If cleaners, domestic workers or care workers on zero-hour contracts were to contract the virus or were to self-isolate to prevent possible transmission onto clients, they would be left to survive on the statutory sick pay of £95.85 per week[12].


Many in the cleaning and domestic work industry are on restrictive visas or are undocumented, which bars them from receiving government-backed compensation, as their status stipulates that they have 'No Recourse to Public Funds.’




         Scrap 'No Recourse to Public Funds': The government's 30 July 2020 adjustment to their 'No Recourse to Public Funds' (NRPF) policy is welcomed by the Runnymede Trust, where the barring of individuals can be "lifted by making a ‘change of conditions’ application if there has been a change in their financial circumstances." However, an application introduces unnecessary bureaucracy to the process and will fundamentally act as a barrier for those who desperately and immediately require public funds to survive. We recommend that NRPF is suspended through the duration of the coronavirus pandemic.
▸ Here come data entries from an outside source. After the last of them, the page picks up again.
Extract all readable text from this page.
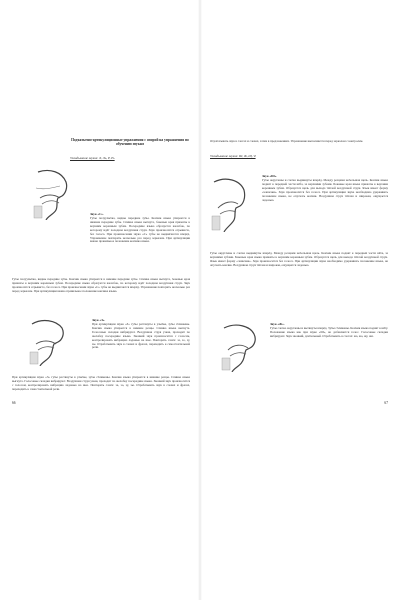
Подъязычно-артикуляционные упражнения с опорой на упражнения по обучению звукам
Укладывание звуков: Л, Ль, Р, Рь
Звук «С».
Губы полуулыбка, видны передние зубы. Кончик языка упирается в нижние передние зубы. Спинка языка выгнута, боковые края прижаты к верхним коренным зубам. Посередине языка образуется желобок, по которому идёт холодная воздушная струя. Звук произносится отрывисто, без голоса. При произнесении звука «С» губы не выдвигаются вперёд. Упражнение повторить несколько раз перед зеркалом. При артикуляции важно правильное положение кончика языка.
Губы полуулыбка, видны передние зубы. Кончик языка упирается в нижние передние зубы. Спинка языка выгнута, боковые края прижаты к верхним коренным зубам. Посередине языка образуется желобок, по которому идёт холодная воздушная струя. Звук произносится отрывисто, без голоса. При произнесении звука «С» губы не выдвигаются вперёд. Упражнение повторить несколько раз перед зеркалом. При артикуляции важно правильное положение кончика языка.
Звук «З».
При артикуляции звука «З» губы растянуты в улыбке, зубы сближены. Кончик языка упирается в нижние резцы. Спинка языка выгнута. Голосовые складки вибрируют. Воздушная струя узкая, проходит по желобку посередине языка. Звонкий звук произносится с голосом, контролировать вибрацию ладонью на шее. Повторять слоги: за, зо, зу, зы. Отрабатывать звук в словах и фразах, переходить к самостоятельной речи.
При артикуляции звука «З» губы растянуты в улыбке, зубы сближены. Кончик языка упирается в нижние резцы. Спинка языка выгнута. Голосовые складки вибрируют. Воздушная струя узкая, проходит по желобку посередине языка. Звонкий звук произносится с голосом, контролировать вибрацию ладонью на шее. Повторять слоги: за, зо, зу, зы. Отрабатывать звук в словах и фразах, переходить к самостоятельной речи.
66
Отрабатывать звук в слогах и словах, затем в предложениях. Упражнение выполняется перед зеркалом с контролем.
Укладывание звуков: Ш, Ж, Щ, Ч
Звук «Ш».
Губы округлены и слегка выдвинуты вперёд. Между резцами небольшая щель. Кончик языка поднят к передней части нёба, за верхними зубами. Боковые края языка прижаты к верхним коренным зубам. Образуется щель для выхода тёплой воздушной струи. Язык имеет форму «чашечки». Звук произносится без голоса. При артикуляции звука необходимо удерживать положение языка, не опускать кончик. Воздушная струя тёплая и широкая, ощущается ладонью.
Губы округлены и слегка выдвинуты вперёд. Между резцами небольшая щель. Кончик языка поднят к передней части нёба, за верхними зубами. Боковые края языка прижаты к верхним коренным зубам. Образуется щель для выхода тёплой воздушной струи. Язык имеет форму «чашечки». Звук произносится без голоса. При артикуляции звука необходимо удерживать положение языка, не опускать кончик. Воздушная струя тёплая и широкая, ощущается ладонью.
Звук «Ж».
Губы слегка округлены и вытянуты вперёд. Зубы сближены. Кончик языка поднят к нёбу. Положение языка как при звуке «Ш», но добавляется голос. Голосовые складки вибрируют. Звук звонкий, длительный. Отрабатывать в слогах: жа, жо, жу, жи.
67
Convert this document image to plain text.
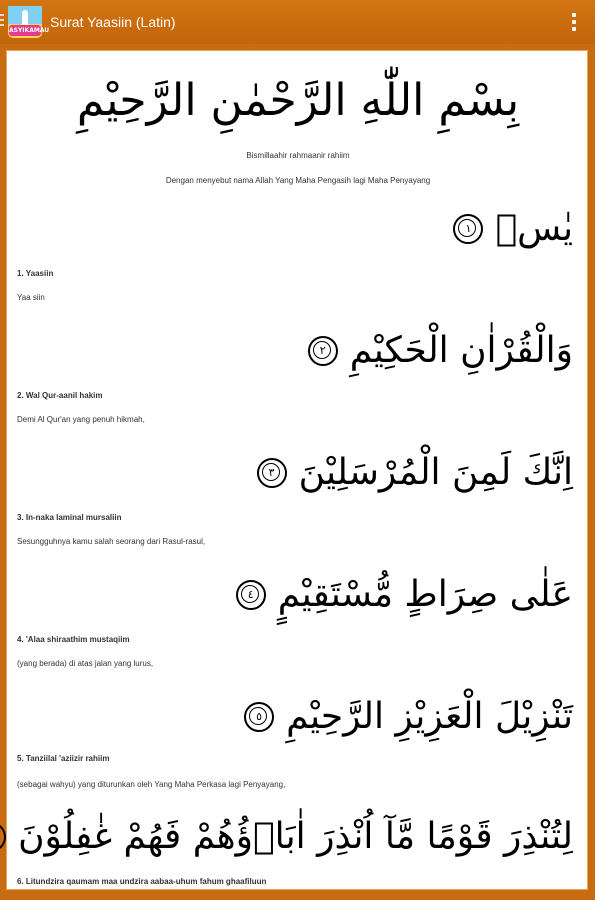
ASYIKAMAU
Surat Yaasiin (Latin)
بِسْمِ اللّٰهِ الرَّحْمٰنِ الرَّحِيْمِ
Bismillaahir rahmaanir rahiim
Dengan menyebut nama Allah Yang Maha Pengasih lagi Maha Penyayang
يٰسۤ
١
1. Yaasiin
Yaa siin
وَالْقُرْاٰنِ الْحَكِيْمِ
٢
2. Wal Qur-aanil hakim
Demi Al Qur'an yang penuh hikmah,
اِنَّكَ لَمِنَ الْمُرْسَلِيْنَ
٣
3. In-naka laminal mursaliin
Sesungguhnya kamu salah seorang dari Rasul-rasul,
عَلٰى صِرَاطٍ مُّسْتَقِيْمٍ
٤
4. 'Alaa shiraathim mustaqiim
(yang berada) di atas jalan yang lurus,
تَنْزِيْلَ الْعَزِيْزِ الرَّحِيْمِ
٥
5. Tanziilal 'aziizir rahiim
(sebagai wahyu) yang diturunkan oleh Yang Maha Perkasa lagi Penyayang,
لِتُنْذِرَ قَوْمًا مَّآ اُنْذِرَ اٰبَاۤؤُهُمْ فَهُمْ غٰفِلُوْنَ
6. Litundzira qaumam maa undzira aabaa-uhum fahum ghaafiluun
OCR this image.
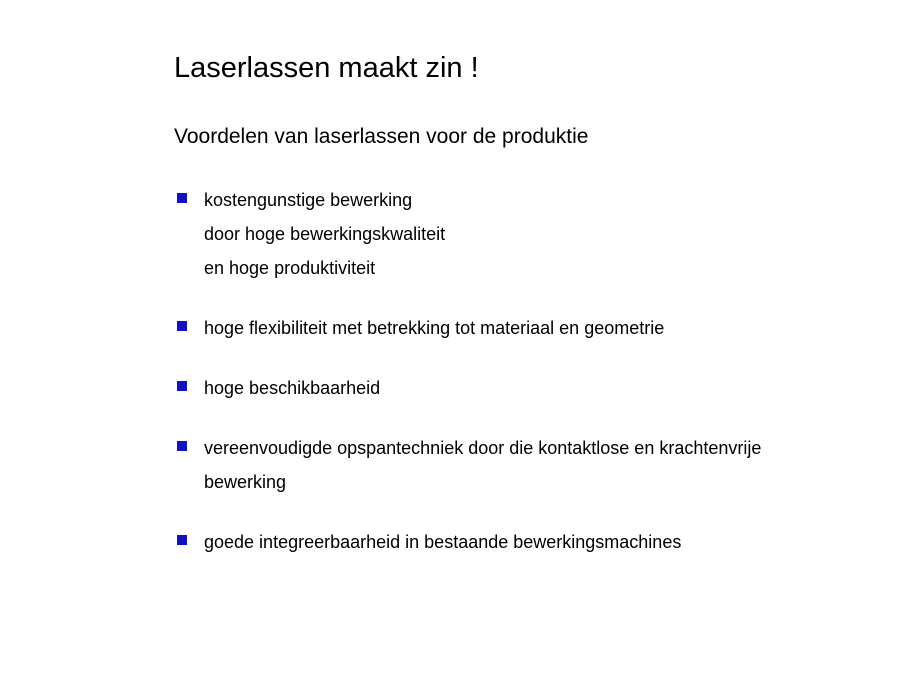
Laserlassen maakt zin !
Voordelen van laserlassen voor de produktie
kostengunstige bewerking
door hoge bewerkingskwaliteit
en hoge produktiviteit
hoge flexibiliteit met betrekking tot materiaal en geometrie
hoge beschikbaarheid
vereenvoudigde opspantechniek door die kontaktlose en krachtenvrije
bewerking
goede integreerbaarheid in bestaande bewerkingsmachines
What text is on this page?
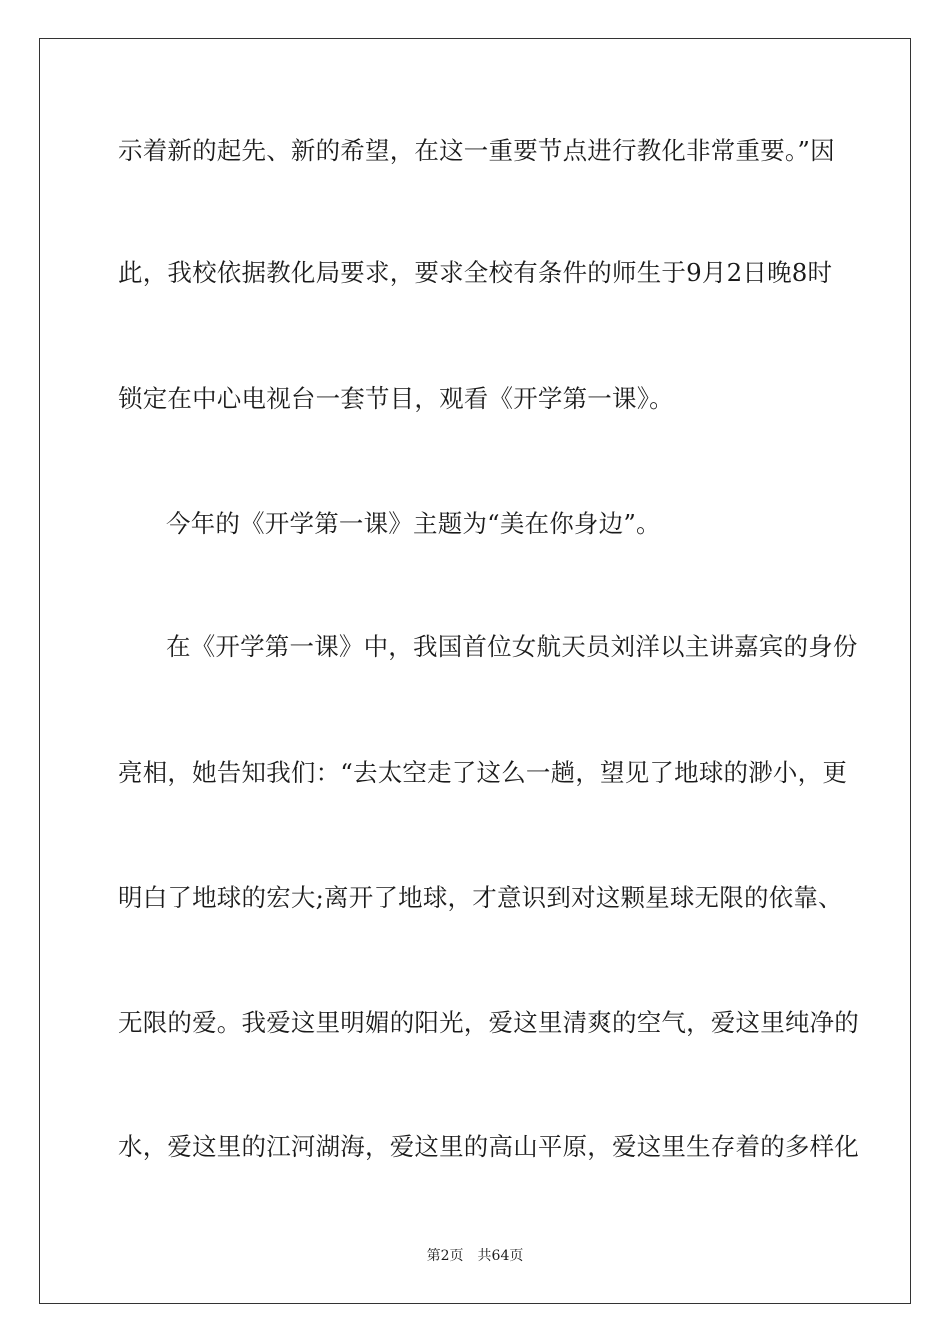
示着新的起先、新的希望，在这一重要节点进行教化非常重要。”因
此，我校依据教化局要求，要求全校有条件的师生于9月2日晚8时
锁定在中心电视台一套节目，观看《开学第一课》。
今年的《开学第一课》主题为“美在你身边”。
在《开学第一课》中，我国首位女航天员刘洋以主讲嘉宾的身份
亮相，她告知我们：“去太空走了这么一趟，望见了地球的渺小，更
明白了地球的宏大;离开了地球，才意识到对这颗星球无限的依靠、
无限的爱。我爱这里明媚的阳光，爱这里清爽的空气，爱这里纯净的
水，爱这里的江河湖海，爱这里的高山平原，爱这里生存着的多样化
第2页 共64页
         Scrap the Hostile Environment policy: The introduction of the far-reaching enforcement powers of the Home Office into statutory bodies, like the NHS and local authorities, represent a cruel and inhumane triangulation of publicly held data to prevent people from accessing necessary and crucial services. The policies enacted to create a 'hostile environment' must be scrapped immediately.

         Ensure that asylum seekers and refugees have access to safe and decent accommodation, which enables access to healthcare services and testing.

         Release all immigration detainees, many of whom are at serious risk of Covid-19 infection as a result of poor conditions and overcrowding.